- B2B organizations are increasingly outsourcing functions and tactics to.communications agencies and service providers
- Agency relationships can be difficult to manage due to personnel shifts and changes in strategy
- Several types of internal changes can affect whether or not an agency should be used
As marketing and communications practices become more specialized, companies are increasingly outsourcing many functions and tactics to communications agencies and service providers to augment staff capabilities, focus team members on core activities or acquire strategic capabilities. But agency relationships can be difficult to manage – from dealing with personnel shifts on the account team to navigating strategy changes from the client side.
As a result, some of the questions we hear frequently at SiriusDecisions include “When should I evaluate my communications agency resources?” and “Do I have the right agencies in place to fit my new marketing needs?” Certainly, poor performance is cause for reviewing an agency relationship, but there are several other reasons to do so. Various types of internal changes can impact the agencies that could – or should – be used. Here are some of the most common reasons:
- Verticalization. As agencies develop more specialization around buyer personas, you may need to re-evaluate agencies if your company decides to shift its target markets. For example, if you’re a B2B technology company that has traditionally sold across markets but is changing its go-to-market strategy to focus exclusively on the healthcare market, you’ll want to make sure you have agencies on board that can help guide you through the transition and succeed with this new focus.

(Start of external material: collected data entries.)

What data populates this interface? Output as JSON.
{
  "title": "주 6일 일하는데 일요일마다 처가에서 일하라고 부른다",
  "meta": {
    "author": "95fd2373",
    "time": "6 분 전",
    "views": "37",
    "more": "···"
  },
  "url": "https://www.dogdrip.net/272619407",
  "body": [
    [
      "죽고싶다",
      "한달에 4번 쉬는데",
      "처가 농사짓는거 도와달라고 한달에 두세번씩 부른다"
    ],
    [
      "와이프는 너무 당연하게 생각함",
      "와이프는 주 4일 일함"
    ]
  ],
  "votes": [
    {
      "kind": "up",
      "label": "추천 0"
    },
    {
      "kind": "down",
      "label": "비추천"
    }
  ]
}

- New geographies. Regional priorities can shift on an annual basis, especially for territories outside of the headquarters region. When a territory’s importance is downgraded, it may make sense to lessen investment in that region’s agencies. Further, if your company is increasing its reliance on regional channel partners, you’ll need agencies that understand the channel partner dynamic and can create content or campaigns that can be repurposed by the partner team.
- Changing internal resources. As you grow your team or shift team members, your in-house expertise often changes. For example, if you’ve just added a team member with graphic design skills, you can re-evaluate the design activities your agency handles. Conversely, if your analyst relations manager is moving on to another job, many of these activities could be absorbed by a public relations agency.

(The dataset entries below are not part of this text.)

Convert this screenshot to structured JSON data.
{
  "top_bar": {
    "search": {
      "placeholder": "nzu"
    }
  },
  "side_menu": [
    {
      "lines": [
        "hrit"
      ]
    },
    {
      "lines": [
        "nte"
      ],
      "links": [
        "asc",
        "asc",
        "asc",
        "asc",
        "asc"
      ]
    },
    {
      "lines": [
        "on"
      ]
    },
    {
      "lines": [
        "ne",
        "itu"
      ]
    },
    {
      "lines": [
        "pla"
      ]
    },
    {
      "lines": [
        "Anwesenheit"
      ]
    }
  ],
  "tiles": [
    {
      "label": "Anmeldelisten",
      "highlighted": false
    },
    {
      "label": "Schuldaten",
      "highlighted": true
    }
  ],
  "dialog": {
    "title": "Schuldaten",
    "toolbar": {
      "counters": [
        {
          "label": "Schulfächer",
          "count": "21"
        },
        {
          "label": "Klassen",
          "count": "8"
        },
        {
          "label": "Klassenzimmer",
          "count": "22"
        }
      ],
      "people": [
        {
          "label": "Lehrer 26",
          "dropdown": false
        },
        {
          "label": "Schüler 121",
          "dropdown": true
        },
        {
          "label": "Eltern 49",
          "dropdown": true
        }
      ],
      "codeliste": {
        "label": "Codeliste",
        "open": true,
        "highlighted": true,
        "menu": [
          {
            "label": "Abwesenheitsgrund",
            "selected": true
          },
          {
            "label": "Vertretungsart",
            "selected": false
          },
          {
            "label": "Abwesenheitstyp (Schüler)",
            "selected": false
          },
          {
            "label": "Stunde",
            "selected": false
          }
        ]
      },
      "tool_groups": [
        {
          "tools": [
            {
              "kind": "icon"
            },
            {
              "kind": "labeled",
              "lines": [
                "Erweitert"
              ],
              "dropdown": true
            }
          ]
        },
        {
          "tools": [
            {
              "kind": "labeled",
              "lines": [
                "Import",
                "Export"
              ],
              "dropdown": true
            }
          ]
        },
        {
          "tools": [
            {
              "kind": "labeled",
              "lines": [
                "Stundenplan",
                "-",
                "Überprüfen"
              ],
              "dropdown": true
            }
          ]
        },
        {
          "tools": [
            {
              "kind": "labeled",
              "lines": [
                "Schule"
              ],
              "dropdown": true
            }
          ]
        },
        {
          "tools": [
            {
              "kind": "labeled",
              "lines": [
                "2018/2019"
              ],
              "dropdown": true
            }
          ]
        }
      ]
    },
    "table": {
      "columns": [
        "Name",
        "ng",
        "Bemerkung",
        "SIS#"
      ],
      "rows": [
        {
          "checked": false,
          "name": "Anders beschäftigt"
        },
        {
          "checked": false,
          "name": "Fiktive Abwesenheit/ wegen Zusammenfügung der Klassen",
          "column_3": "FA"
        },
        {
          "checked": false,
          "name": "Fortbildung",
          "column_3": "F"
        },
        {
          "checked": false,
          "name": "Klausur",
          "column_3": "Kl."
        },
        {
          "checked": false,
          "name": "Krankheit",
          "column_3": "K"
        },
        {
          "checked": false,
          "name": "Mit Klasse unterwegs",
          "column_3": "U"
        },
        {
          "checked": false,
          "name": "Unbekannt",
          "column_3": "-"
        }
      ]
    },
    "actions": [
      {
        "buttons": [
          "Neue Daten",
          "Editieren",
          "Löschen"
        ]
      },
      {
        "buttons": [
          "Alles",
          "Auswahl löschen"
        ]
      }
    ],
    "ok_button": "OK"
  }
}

- Selling model. If your company is changing its sales model, consider the impact on the agency partners you’ll need. For example, does your current social media agency have experience working with a company that sells mainly through the channel? Does it have the expertise to help you market effectively to and with channel partners?

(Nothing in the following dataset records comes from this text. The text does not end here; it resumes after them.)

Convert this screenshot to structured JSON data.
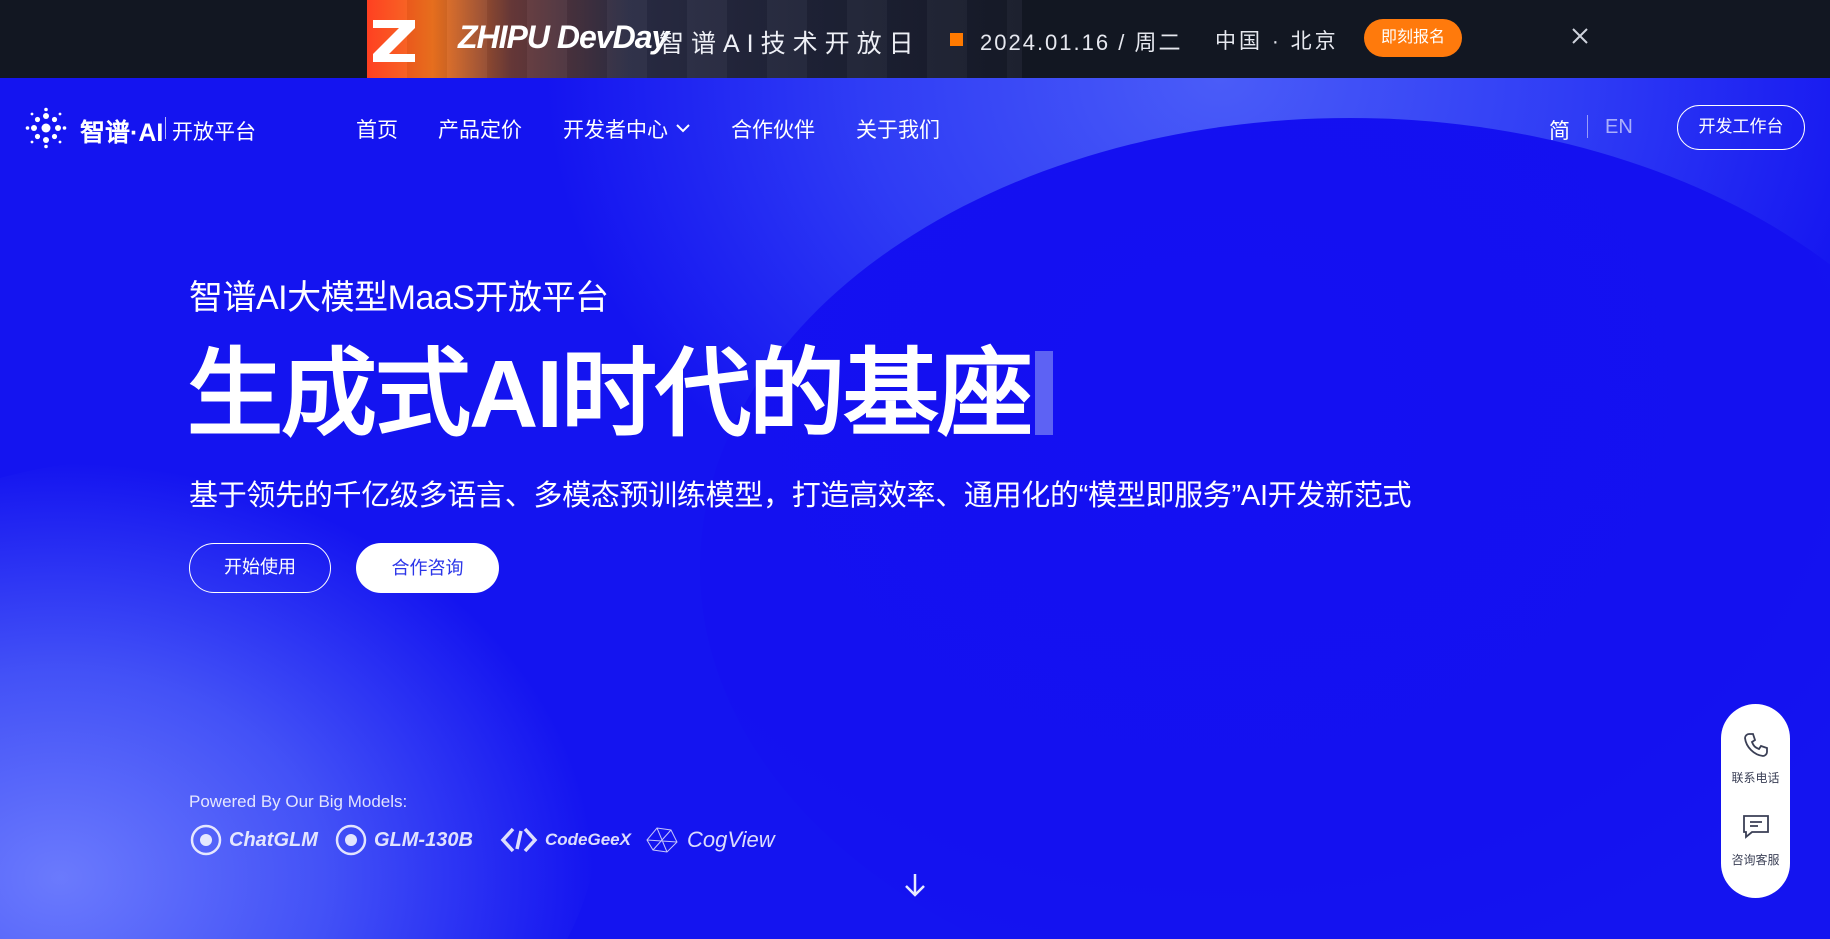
{
  "banner": {
    "brand": "ZHIPU DevDay",
    "subtitle": "智谱AI技术开放日",
    "date": "2024.01.16 / 周二",
    "location": "中国 · 北京",
    "signup_label": "即刻报名",
    "close_icon": "close-icon",
    "colors": {
      "background": "#121722",
      "accent": "#ff7a0c"
    }
  },
  "nav": {
    "brand": "智谱·AI",
    "platform": "开放平台",
    "items": [
      {
        "label": "首页"
      },
      {
        "label": "产品定价"
      },
      {
        "label": "开发者中心",
        "has_dropdown": true
      },
      {
        "label": "合作伙伴"
      },
      {
        "label": "关于我们"
      }
    ],
    "lang_zh": "简",
    "lang_en": "EN",
    "workbench_label": "开发工作台"
  },
  "hero": {
    "kicker": "智谱AI大模型MaaS开放平台",
    "title": "生成式AI时代的基座",
    "subtitle": "基于领先的千亿级多语言、多模态预训练模型，打造高效率、通用化的“模型即服务”AI开发新范式",
    "start_label": "开始使用",
    "consult_label": "合作咨询",
    "colors": {
      "background": "#1414f0",
      "consult_text": "#2b35e8"
    }
  },
  "powered": {
    "label": "Powered By Our Big Models:",
    "models": [
      {
        "name": "ChatGLM",
        "icon": "chatglm-logo-icon"
      },
      {
        "name": "GLM-130B",
        "icon": "glm-logo-icon"
      },
      {
        "name": "CodeGeeX",
        "icon": "codegeex-logo-icon"
      },
      {
        "name": "CogView",
        "icon": "cogview-logo-icon"
      }
    ]
  },
  "side_panel": {
    "phone_label": "联系电话",
    "service_label": "咨询客服"
  }
}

Looking at your agency mix is an important step in the agency lifecycle relationship. Often, agencies have capabilities that can meet your new or shifting needs. But it is important to be upfront and direct with the account leads in these conversations.
Finally, keep in mind that reviewing your agency mix doesn’t necessarily mean that you’re going to need to completely change all your agency resources. But it is important to ensure that your agency partners remain abreast of any changes and remain the best business partners.